HELOCs are a girl's best friend
Sometimes, I really wish I would have lied and levered myself into a $1,000,000+ home. The banks are not foreclosing on anyone over the conforming limit. Of the 36 properties that went back to the bank in Irvine over the last 30 days, only one of them was over $800,000 (it was a penthouse in the North Korea Towers). Of the nine properties that were sold to third parties, the most expensive was $700,000. The banks know there is no market outside of the GSEs and the FHA, so everyone who has defaulted on a jumbo loan is being allowed to squat.
The owner of today's featured property is like many other high-end Ponzis. She has taken enough money out of the walls to support an opulent lifestyle, and now she is squatting.
This property was purchased on 12/16/2004 for $1,293,000. The owner used a $969,650 first mortgage and a $323,350 down payment.
On 1/19/2005 she got a $129,000 HELOC.
On 7/19/2005 she refinanced with a $1,200,000 first mortgage.
On 9/28/2005 she opened a $195,000 HELOC.
On 5/1/2006 she obtained a $282,800 stand-alone second.
Then on 7/14/2006 she refinanced with a $1,499,900 Option ARM with a 1.85% teaser rate and a $189,000 HELOC.
Total property debt is $1,688,900.
Total mortgage equity withdrawal is $719,250.
Total squatting is at least 15 months.
Foreclosure Record
Recording Date: 08/31/2009
Document Type: Notice of Sale (aka Notice of Trustee's Sale)

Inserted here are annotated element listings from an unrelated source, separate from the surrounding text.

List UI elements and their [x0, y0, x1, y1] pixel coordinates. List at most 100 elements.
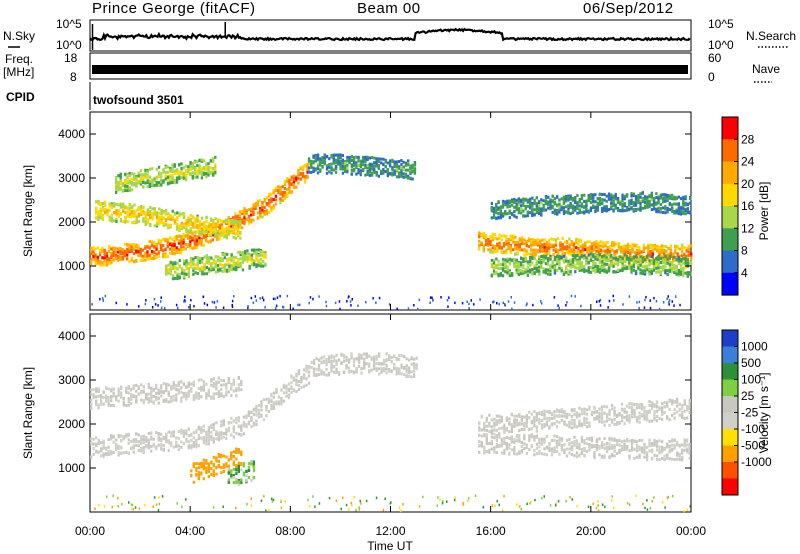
power-cell: [517, 197, 520, 201]
power-cell: [214, 163, 217, 167]
power-cell: [499, 210, 502, 214]
power-cell: [545, 246, 549, 250]
power-cell: [234, 236, 237, 240]
date-title: 06/Sep/2012: [583, 0, 674, 17]
power-cell: [529, 256, 532, 259]
power-cell: [153, 210, 156, 214]
power-cell: [153, 179, 156, 183]
power-cell: [94, 257, 97, 261]
velocity-cell: [115, 438, 118, 442]
power-cell: [155, 211, 159, 215]
power-cell: [350, 168, 353, 172]
power-cell: [666, 261, 669, 265]
power-cell: [517, 262, 520, 266]
power-cell: [664, 199, 667, 203]
power-cell: [180, 247, 183, 251]
power-cell: [239, 253, 242, 257]
power-cell: [511, 212, 514, 215]
power-cell: [162, 249, 165, 253]
power-cell: [153, 176, 156, 180]
power-cell: [407, 159, 410, 163]
power-cell: [177, 234, 181, 238]
power-cell: [588, 240, 591, 244]
velocity-cell: [132, 450, 135, 454]
power-cell: [270, 197, 273, 201]
power-cell: [608, 249, 612, 253]
power-cell: [339, 167, 342, 171]
power-cell: [587, 194, 590, 198]
nsky-tick-bottom: 10^0: [56, 38, 82, 52]
power-cell: [508, 271, 511, 275]
power-cell: [571, 207, 575, 211]
power-cell: [675, 266, 678, 270]
power-cell: [355, 172, 358, 176]
power-cell: [207, 222, 210, 226]
power-cell: [159, 248, 163, 252]
power-cell: [598, 193, 602, 197]
power-cell: [212, 261, 215, 265]
velocity-cell: [242, 420, 246, 424]
power-cell: [664, 254, 667, 258]
power-cell: [178, 264, 181, 268]
power-cell: [328, 170, 331, 174]
velocity-cell: [285, 391, 288, 395]
power-cell: [487, 240, 490, 244]
power-cell: [601, 262, 604, 266]
power-cell: [583, 193, 586, 197]
power-cell: [178, 275, 181, 279]
power-cell: [680, 272, 683, 276]
velocity-cell: [147, 438, 150, 442]
power-cell: [523, 248, 526, 251]
power-cell: [569, 197, 572, 201]
power-cell: [123, 249, 127, 253]
power-cell: [544, 268, 548, 272]
power-cell: [680, 206, 683, 210]
power-cell: [667, 247, 670, 250]
power-cell: [135, 176, 138, 180]
power-cell: [522, 198, 525, 201]
power-cell: [652, 266, 656, 270]
power-cell: [411, 166, 414, 170]
power-cell: [556, 203, 559, 207]
velocity-cell: [255, 423, 258, 426]
power-cell: [228, 229, 231, 233]
power-cell: [247, 217, 251, 221]
power-cell: [604, 244, 607, 248]
power-cell: [566, 248, 569, 252]
velocity-cell: [125, 435, 128, 439]
power-cell: [400, 163, 403, 166]
power-cell: [262, 264, 265, 268]
power-cell: [101, 208, 105, 212]
power-cell: [162, 179, 165, 183]
velocity-cell: [140, 438, 143, 442]
power-cell: [146, 213, 150, 217]
power-cell: [214, 270, 217, 274]
power-cell: [535, 259, 538, 263]
power-cell: [274, 189, 278, 193]
power-cell: [279, 201, 282, 205]
velocity-cell: [260, 404, 263, 408]
power-cell: [130, 245, 133, 249]
power-cell: [563, 245, 567, 249]
power-cell: [683, 245, 686, 249]
power-cell: [380, 172, 383, 176]
velocity-cell: [110, 434, 113, 438]
velocity-cell: [132, 438, 135, 442]
power-cell: [657, 270, 660, 274]
power-cell: [594, 205, 597, 209]
power-cell: [679, 303, 681, 307]
power-cell: [680, 269, 683, 272]
power-cell: [507, 241, 510, 245]
velocity-cell: [185, 432, 188, 436]
power-cell: [514, 247, 517, 251]
power-cell: [533, 201, 536, 205]
power-cell: [237, 228, 240, 232]
power-cell: [549, 207, 552, 210]
power-cell: [558, 205, 561, 209]
power-cell: [560, 269, 563, 273]
power-cell: [366, 163, 369, 167]
power-cell: [684, 260, 687, 263]
power-cell: [189, 246, 192, 249]
power-cell: [96, 261, 100, 265]
power-cell: [570, 242, 573, 246]
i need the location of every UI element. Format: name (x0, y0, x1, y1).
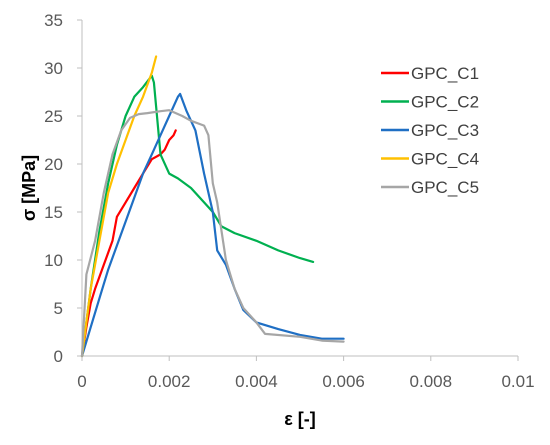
x-axis-title: ε [-] (284, 409, 316, 429)
x-tick-labels: 0 0.002 0.004 0.006 0.008 0.01 (77, 356, 535, 391)
y-tick-label: 30 (44, 59, 63, 78)
legend: GPC_C1 GPC_C2 GPC_C3 GPC_C4 GPC_C5 (381, 64, 479, 197)
legend-label: GPC_C3 (411, 121, 479, 140)
x-tick-label: 0.004 (235, 372, 278, 391)
series-line-gpc-c1 (80, 129, 177, 358)
y-tick-label: 25 (44, 107, 63, 126)
series-lines (80, 55, 345, 358)
y-tick-label: 5 (54, 299, 63, 318)
y-axis-title: σ [MPa] (19, 155, 39, 221)
y-tick-label: 35 (44, 11, 63, 30)
series-line-gpc-c5 (80, 109, 345, 358)
y-tick-label: 15 (44, 203, 63, 222)
x-tick-label: 0.002 (148, 372, 191, 391)
x-tick-label: 0 (77, 372, 86, 391)
y-tick-label: 0 (54, 347, 63, 366)
x-tick-label: 0.008 (410, 372, 453, 391)
y-tick-label: 10 (44, 251, 63, 270)
x-tick-label: 0.006 (322, 372, 365, 391)
series-line-gpc-c4 (80, 55, 158, 358)
y-tick-labels: 0 5 10 15 20 25 30 35 (44, 11, 82, 366)
x-tick-label: 0.01 (501, 372, 534, 391)
legend-label: GPC_C1 (411, 64, 479, 83)
legend-label: GPC_C5 (411, 178, 479, 197)
legend-label: GPC_C2 (411, 93, 479, 112)
axes (81, 20, 518, 357)
series-line-gpc-c2 (80, 74, 315, 358)
legend-label: GPC_C4 (411, 150, 479, 169)
y-tick-label: 20 (44, 155, 63, 174)
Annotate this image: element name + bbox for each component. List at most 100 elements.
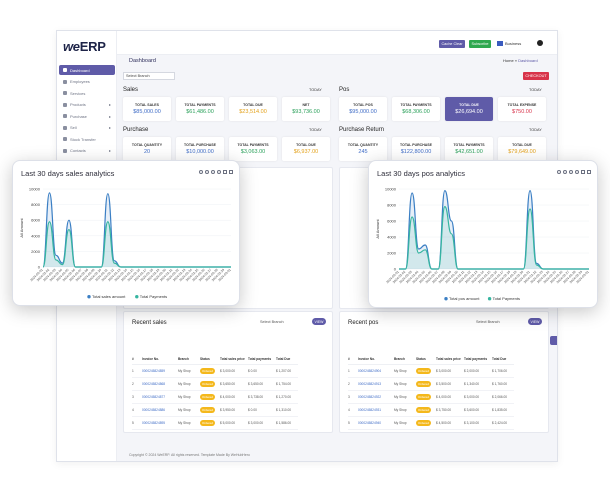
column-header[interactable]: Invoice No. [142, 354, 178, 365]
legend-label[interactable]: Total Payments [493, 296, 520, 301]
column-header[interactable]: Status [416, 354, 436, 365]
sidebar-item-employees[interactable]: Employees [59, 77, 115, 87]
legend-marker[interactable] [444, 297, 448, 301]
sidebar-item-products[interactable]: Products ▸ [59, 100, 115, 110]
table-row[interactable]: 1 0000245824859 My Shop Ordered $ 3,000.00 $ … [132, 364, 298, 378]
purchase-return-period-filter[interactable]: TODAY [529, 128, 542, 132]
table-cell: My Shop [178, 403, 200, 417]
table-row[interactable]: 5 0000245824940 My Shop Ordered $ 4,500.00 $ … [348, 416, 514, 430]
invoice-link[interactable]: 0000245824940 [358, 416, 394, 430]
logo[interactable]: weERP [63, 39, 106, 54]
home-icon[interactable] [581, 170, 585, 174]
zoom-out-icon[interactable] [205, 170, 209, 174]
sidebar-item-contacts[interactable]: Contacts ▸ [59, 146, 115, 156]
pan-icon[interactable] [575, 170, 579, 174]
menu-icon[interactable] [229, 170, 233, 174]
stat-value: $122,800.00 [400, 149, 432, 155]
sales-stat-card: TOTAL DUE $23,514.00 [229, 97, 277, 121]
legend-label[interactable]: Total Payments [140, 294, 167, 299]
column-header[interactable]: Total Due [492, 354, 514, 365]
legend-label[interactable]: Total sales amount [92, 294, 126, 299]
status-cell: Ordered [416, 377, 436, 391]
branch-select[interactable]: Select Branch [123, 72, 175, 80]
invoice-link[interactable]: 0000245824886 [142, 403, 178, 417]
magnifier-icon[interactable] [211, 170, 215, 174]
table-cell: 4 [348, 403, 358, 417]
home-icon[interactable] [223, 170, 227, 174]
sidebar-item-purchase[interactable]: Purchase ▸ [59, 111, 115, 121]
legend-label[interactable]: Total pos amount [449, 296, 480, 301]
recent-pos-view-button[interactable]: VIEW [528, 318, 542, 325]
zoom-in-icon[interactable] [199, 170, 203, 174]
column-header[interactable]: Branch [394, 354, 416, 365]
purchase-stat-card: TOTAL PURCHASE $10,000.00 [176, 137, 224, 161]
flag-icon[interactable] [497, 41, 503, 46]
subscribe-button[interactable]: Subscribe [469, 40, 491, 48]
status-cell: Ordered [416, 416, 436, 430]
column-header[interactable]: # [132, 354, 142, 365]
menu-icon[interactable] [587, 170, 591, 174]
table-row[interactable]: 4 0000245824931 My Shop Ordered $ 3,750.00 $ … [348, 403, 514, 417]
stat-value: $68,306.00 [402, 109, 430, 115]
checkout-button[interactable]: CHECKOUT [523, 72, 549, 80]
sidebar-item-stock-transfer[interactable]: Stock Transfer [59, 134, 115, 144]
invoice-link[interactable]: 0000245824913 [358, 377, 394, 391]
recent-sales-view-button[interactable]: VIEW [312, 318, 326, 325]
table-row[interactable]: 3 0000245824877 My Shop Ordered $ 4,000.00 $ … [132, 390, 298, 404]
column-header[interactable]: Status [200, 354, 220, 365]
magnifier-icon[interactable] [569, 170, 573, 174]
stat-value: $750.00 [512, 109, 532, 115]
column-header[interactable]: Total Due [276, 354, 298, 365]
dark-mode-icon[interactable] [537, 40, 543, 46]
invoice-link[interactable]: 0000245824922 [358, 390, 394, 404]
zoom-in-icon[interactable] [557, 170, 561, 174]
status-cell: Ordered [416, 390, 436, 404]
column-header[interactable]: Total sales price [220, 354, 248, 365]
invoice-link[interactable]: 0000245824859 [142, 364, 178, 378]
invoice-link[interactable]: 0000245824868 [142, 377, 178, 391]
legend-marker[interactable] [135, 295, 139, 299]
table-row[interactable]: 1 0000245824904 My Shop Ordered $ 3,000.00 $ … [348, 364, 514, 378]
series-line-1[interactable] [398, 205, 589, 270]
series-line-1[interactable] [42, 221, 231, 268]
recent-sales-title: Recent sales [132, 320, 167, 326]
column-header[interactable]: Invoice No. [358, 354, 394, 365]
table-row[interactable]: 2 0000245824868 My Shop Ordered $ 3,650.00 $ … [132, 377, 298, 391]
table-cell: 3 [132, 390, 142, 404]
purchase-period-filter[interactable]: TODAY [309, 128, 322, 132]
table-row[interactable]: 3 0000245824922 My Shop Ordered $ 4,000.00 $ … [348, 390, 514, 404]
settings-gear-icon[interactable] [550, 336, 557, 345]
legend-marker[interactable] [87, 295, 91, 299]
sidebar-item-sell[interactable]: Sell ▸ [59, 123, 115, 133]
table-cell: My Shop [178, 390, 200, 404]
invoice-link[interactable]: 0000245824877 [142, 390, 178, 404]
legend-marker[interactable] [487, 297, 492, 301]
sales-area-chart: All Amount02000400060008000100002024-02-… [19, 187, 232, 300]
column-header[interactable]: Total payments [248, 354, 276, 365]
column-header[interactable]: # [348, 354, 358, 365]
invoice-link[interactable]: 0000245824904 [358, 364, 394, 378]
pos-stat-card: TOTAL POS $95,000.00 [339, 97, 387, 121]
table-row[interactable]: 2 0000245824913 My Shop Ordered $ 3,500.00 $ … [348, 377, 514, 391]
column-header[interactable]: Branch [178, 354, 200, 365]
sidebar-item-dashboard[interactable]: Dashboard [59, 65, 115, 75]
table-row[interactable]: 4 0000245824886 My Shop Ordered $ 3,950.00 $ … [132, 403, 298, 417]
invoice-link[interactable]: 0000245824895 [142, 416, 178, 430]
sidebar-item-label: Sell [70, 125, 77, 130]
table-row[interactable]: 5 0000245824895 My Shop Ordered $ 5,000.00 $ … [132, 416, 298, 430]
pan-icon[interactable] [217, 170, 221, 174]
breadcrumb-home[interactable]: Home [503, 58, 514, 63]
cache-clear-button[interactable]: Cache Clear [439, 40, 465, 48]
recent-pos-branch-select[interactable]: Select Branch [476, 320, 500, 324]
zoom-out-icon[interactable] [563, 170, 567, 174]
recent-sales-branch-select[interactable]: Select Branch [260, 320, 284, 324]
recent-pos-table: # Invoice No. Branch Status Total sales pric… [348, 354, 514, 430]
sidebar-item-services[interactable]: Services [59, 88, 115, 98]
business-selector[interactable]: Business [505, 41, 522, 46]
column-header[interactable]: Total payments [464, 354, 492, 365]
column-header[interactable]: Total sales price [436, 354, 464, 365]
pos-period-filter[interactable]: TODAY [529, 88, 542, 92]
stat-label: TOTAL PURCHASE [184, 143, 216, 147]
invoice-link[interactable]: 0000245824931 [358, 403, 394, 417]
sales-period-filter[interactable]: TODAY [309, 88, 322, 92]
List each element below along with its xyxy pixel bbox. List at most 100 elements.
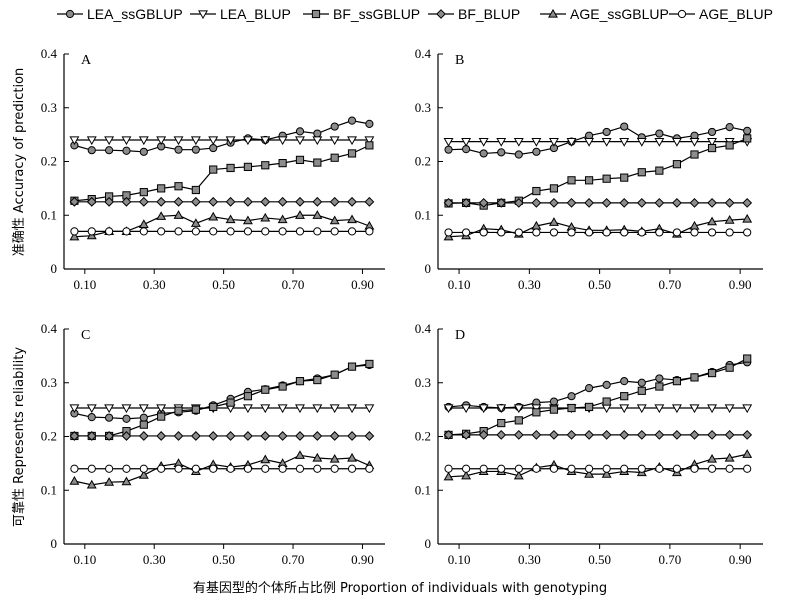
data-point bbox=[122, 227, 131, 236]
data-point bbox=[461, 429, 472, 440]
data-point bbox=[122, 414, 131, 423]
data-point bbox=[87, 464, 96, 473]
data-point bbox=[226, 398, 235, 407]
data-point bbox=[347, 404, 357, 414]
data-point bbox=[87, 413, 96, 422]
legend-marker bbox=[311, 9, 321, 19]
data-point bbox=[156, 196, 167, 207]
data-point bbox=[242, 404, 253, 414]
x-tick-label: 0.90 bbox=[729, 277, 752, 292]
data-point bbox=[637, 378, 646, 387]
data-point bbox=[620, 173, 629, 182]
data-point bbox=[278, 159, 287, 168]
data-point bbox=[654, 404, 665, 414]
data-point bbox=[513, 138, 524, 147]
series-lea-ssgblup bbox=[70, 360, 374, 423]
data-point bbox=[689, 138, 700, 147]
legend-marker bbox=[436, 9, 446, 19]
data-point bbox=[655, 228, 664, 237]
data-point bbox=[567, 392, 576, 401]
data-point bbox=[225, 431, 236, 441]
data-point bbox=[364, 196, 375, 207]
data-point bbox=[567, 464, 576, 473]
data-point bbox=[260, 454, 271, 464]
data-point bbox=[566, 197, 577, 208]
data-point bbox=[496, 404, 507, 414]
y-tick-label: 0.4 bbox=[41, 46, 58, 61]
legend-entry: AGE_BLUP bbox=[669, 6, 773, 22]
data-point bbox=[190, 136, 201, 146]
x-tick-label: 0.70 bbox=[659, 552, 682, 567]
legend-entry: AGE_ssGBLUP bbox=[540, 6, 669, 22]
data-point bbox=[566, 138, 577, 147]
data-point bbox=[497, 228, 506, 237]
data-point bbox=[277, 214, 288, 224]
data-point bbox=[329, 404, 340, 414]
data-point bbox=[69, 231, 80, 241]
data-point bbox=[443, 429, 454, 440]
data-point bbox=[347, 452, 357, 462]
data-point bbox=[637, 386, 646, 395]
data-point bbox=[209, 143, 218, 153]
series-lea-blup bbox=[443, 138, 753, 147]
data-point bbox=[532, 147, 541, 156]
data-point bbox=[497, 148, 506, 157]
data-point bbox=[461, 197, 472, 208]
x-tick-label: 0.10 bbox=[73, 277, 96, 292]
data-point bbox=[313, 129, 322, 138]
data-point bbox=[347, 136, 357, 146]
data-point bbox=[637, 228, 646, 237]
data-point bbox=[365, 464, 374, 473]
data-point bbox=[724, 214, 735, 224]
legend-entry: BF_BLUP bbox=[428, 6, 520, 22]
panel-letter: A bbox=[81, 53, 92, 68]
data-point bbox=[566, 429, 577, 440]
data-point bbox=[138, 470, 149, 479]
data-point bbox=[364, 404, 375, 414]
data-point bbox=[121, 136, 132, 146]
data-point bbox=[209, 464, 218, 473]
data-point bbox=[707, 429, 717, 440]
data-point bbox=[707, 368, 717, 378]
data-point bbox=[584, 402, 594, 412]
data-point bbox=[330, 370, 339, 379]
data-point bbox=[497, 464, 506, 473]
data-point bbox=[295, 136, 305, 146]
series-line bbox=[448, 218, 748, 238]
y-tick-label: 0.4 bbox=[415, 46, 432, 61]
legend-label: LEA_BLUP bbox=[220, 6, 291, 22]
data-point bbox=[157, 184, 166, 193]
data-point bbox=[312, 452, 323, 462]
data-point bbox=[104, 136, 115, 146]
x-tick-label: 0.70 bbox=[282, 552, 305, 567]
data-point bbox=[191, 227, 200, 236]
legend-label: BF_ssGBLUP bbox=[333, 6, 420, 22]
x-tick-label: 0.50 bbox=[588, 277, 611, 292]
data-point bbox=[69, 196, 80, 207]
data-point bbox=[347, 362, 357, 371]
data-point bbox=[138, 404, 149, 414]
data-point bbox=[461, 404, 472, 414]
series-bf-ssgblup bbox=[70, 359, 374, 441]
data-point bbox=[671, 138, 682, 147]
data-point bbox=[742, 449, 753, 458]
data-point bbox=[725, 228, 734, 237]
data-point bbox=[364, 431, 375, 441]
data-point bbox=[743, 354, 752, 363]
data-point bbox=[86, 431, 97, 441]
data-point bbox=[620, 228, 629, 237]
data-point bbox=[190, 196, 201, 207]
data-point bbox=[69, 431, 80, 441]
data-point bbox=[620, 377, 629, 386]
data-point bbox=[496, 197, 507, 208]
data-point bbox=[549, 184, 559, 193]
data-point bbox=[174, 145, 183, 154]
data-point bbox=[672, 197, 682, 208]
data-point bbox=[104, 404, 115, 414]
data-point bbox=[707, 197, 717, 208]
data-point bbox=[443, 197, 454, 208]
series-bf-blup bbox=[443, 429, 753, 440]
panel-letter: D bbox=[455, 328, 465, 343]
data-point bbox=[619, 138, 630, 147]
data-point bbox=[532, 464, 541, 473]
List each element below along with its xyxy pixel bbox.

Click here to get Foreclosure Report.
Foreclosure Record
Recording Date: 05/21/2009
Document Type: Notice of Default
You have to admire the thinking of these Ponzis. After extracting nearly three-quarters of a million dollars and squatting for more than a year, she lists the house at a WTF asking price hoping someone will step up and pay off her debts.
This home features a unique Casita with it's own entrance and it's own full bathroom. Custom Goumet kitchen along with custom hardscape and salt water pool.
The realtor couldn't spell gourmet properly….
I hope you have enjoyed this week, and thank you for reading the Irvine Housing Blog: astutely observing the Irvine home market and combating California Kool-Aid since 2006.